José Parrilla, Valencia Doce horas necesitaron las fuerzas de seguridad y los responsables de Instituciones Penitenciarias para acabar con el secuestro-motín registrado el pasado martes en el módulo de aislamiento de la prisión de Valencia. Para los sindicatos fue demasiado tiempo, pero los participantes en la negociación -lo dijo la directora general de Instituciones Penitenciarias, Mercedes Gallizo- pusieron por encima de todo la seguridad de los tres funcionarios retenidos y de sus cuatro secuestradores.
Podían permitirse también cierta tranquilidad porque desde el principio la situación estaba bastante controlada. Según fuentes próximas al caso, los otros 24 presos del módulo, a los que les habían abierto las puertas con las llaves de los funcionarios, se recluyeron en sus celdas y dieron signos verbales evidentes de que no estaban en esto. Además, las peticiones de los secuestradores eran «ridículas». No querían ni escapar ni denunciar su situación penal. Primero pidieron droga y la presencia de un preso del módulo 7, y luego rebajaron sus pretensiones a pastillas tranquilizantes y llamadas telefónicas, todo fácilmente negociable, dijeron las fuentes.
Lo grave de la situación era que alguno de los secuestradores estaba fuera de sí -«la pelea empezó por una llamada telefónica y la situación se les fue de las manos», dijeron- y amenazaban a los funcionarios con cuatro pinchos carceleros, unas tijeras y un destornillador.
En esta situación, dijeron las fuentes, lo importante era no precipitarse ni aportar crispación, hasta el punto de que, como si de un día normal se tratase, pudieron hacer llamadas a sus familiares y les sirvieron la cena. Poco a poco Los primeros contactos los iniciaron los responsables de la prisión -subdirectora médica, jefe de servicio, director etc.- y posteriormente se incorporó un preso con peso específico dentro de la cárcel. Introducido en los círculos de delincuencia en los años 80 a raíz de la muerte de su padre en un tiroteo con la Guardia Civil, Jesús Fernández Gómez, alias el Pelao, acumula un amplio historial delictivo, con veinte condenas por atracos, lesiones, tráfico de drogas, secuestro etc. Su última detención se produjo en marzo de 2005 cuando trataba de recuperar el control del narcotráfico en la comarca de la Safor.
Es, por tanto, un delincuente respetado dentro y fuera de la prisión. Él, además, no dudó en ayudar, consciente de que su apoyo le podría reportar algún beneficio penitenciario, sobre todo teniendo en cuenta que dentro de quince días está previsto el ingreso en prisión de su mujer.

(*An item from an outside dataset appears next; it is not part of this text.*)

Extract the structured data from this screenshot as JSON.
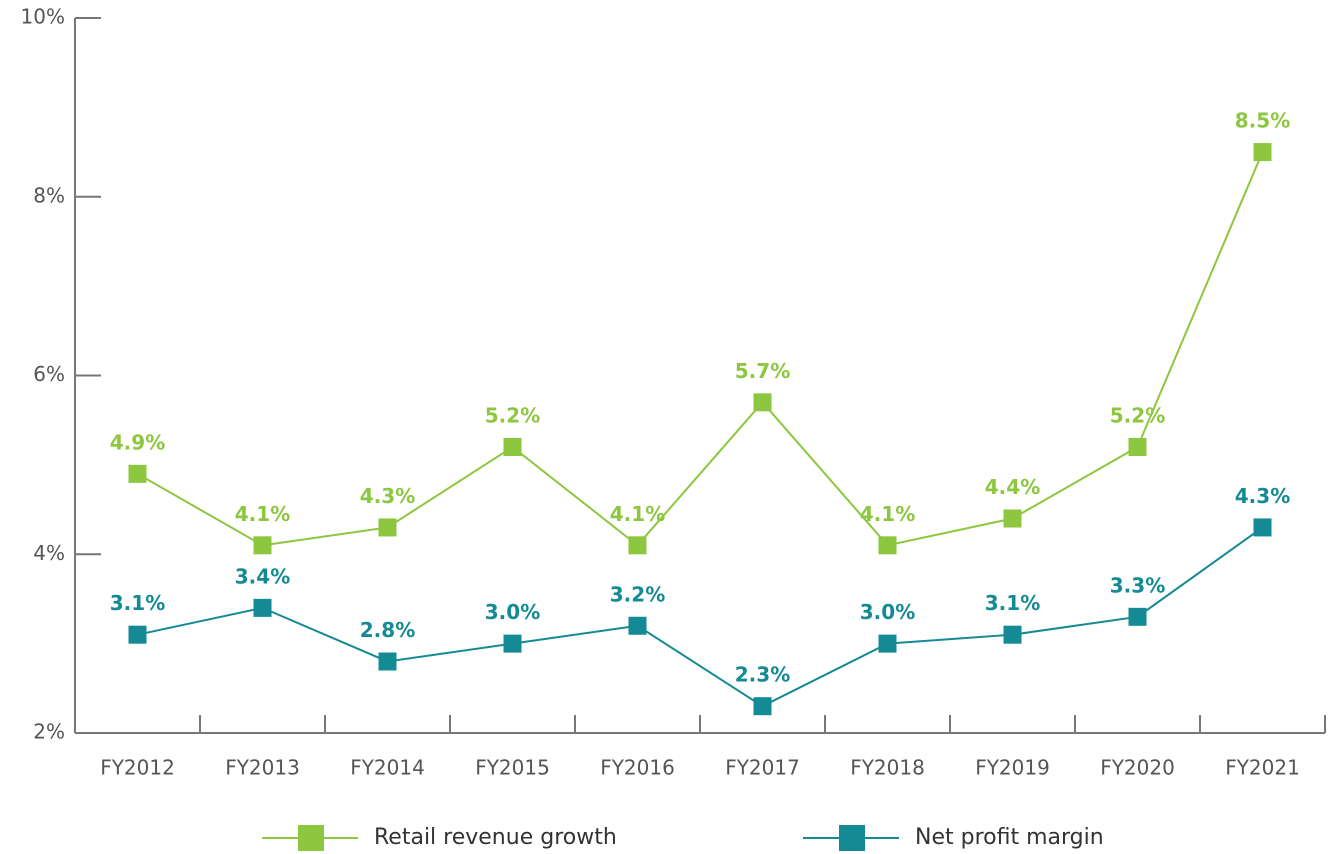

Y la maniobra funcionó. Sus conversaciones con los secuestradores fueron vitales, según las fuentes, para que a las doce de la noche fuera liberado el primer funcionario, el que estaba herido con un fuerte golpe en la cara. Aprovechando esa inercia se logró 40 minutos más tarde la liberación del segundo, de manera que los responsables de la prisión creyeron que el desenlace final estaba cercano. Eso hizo, según las fuentes, que se mantuviera en segundo plano a la Unidad Especial de Intervención de la Guardia Civil, que había llegado a la prisión a las once y media de la noche.
El problema fue que los secuestradores, enfrentados entre si por la forma de acabar con el motín, pidieron una hora de reflexión para aclarar ideas, espacio de tiempo que les concedieron pensando que no lo agotarían, pero que se prolongó más de lo esperado.
Intervención de la unidad especial
La presión del recluso Pedro Antonio M. R., condenado a 17 años de prisión por robo con violencia y lesiones, impedía el acuerdo definitivo, por lo que los responsables de Instituciones Penitenciarias, incluida la directora general, Mercedes Gallizo, decidieron ceder la iniciativa a la Unidad Especial de Intervención de la Guardia Civil.
Tras unos contactos previos, los mediadores de esta unidad dejaron claro que la situación no se iba a prolongar más y mostraron toda su artillería intimidatoria, así que que los secuestradores sólo pudieron exigir como contraprestación la presencia de la jueza de Picassent para que les garantizara por escrito que no sufrirían daños físicos y que serían trasladados a otras prisiones. Cumplido el trámite, el tercer rehén fue liberado y los presos reducidos.
Aunque los participantes en la negociación del secuestro-motín saben que las cosas siempre se pueden hacer mejor, en este caso aplican aquel viejo dicho de que «bien está lo que bien acaba».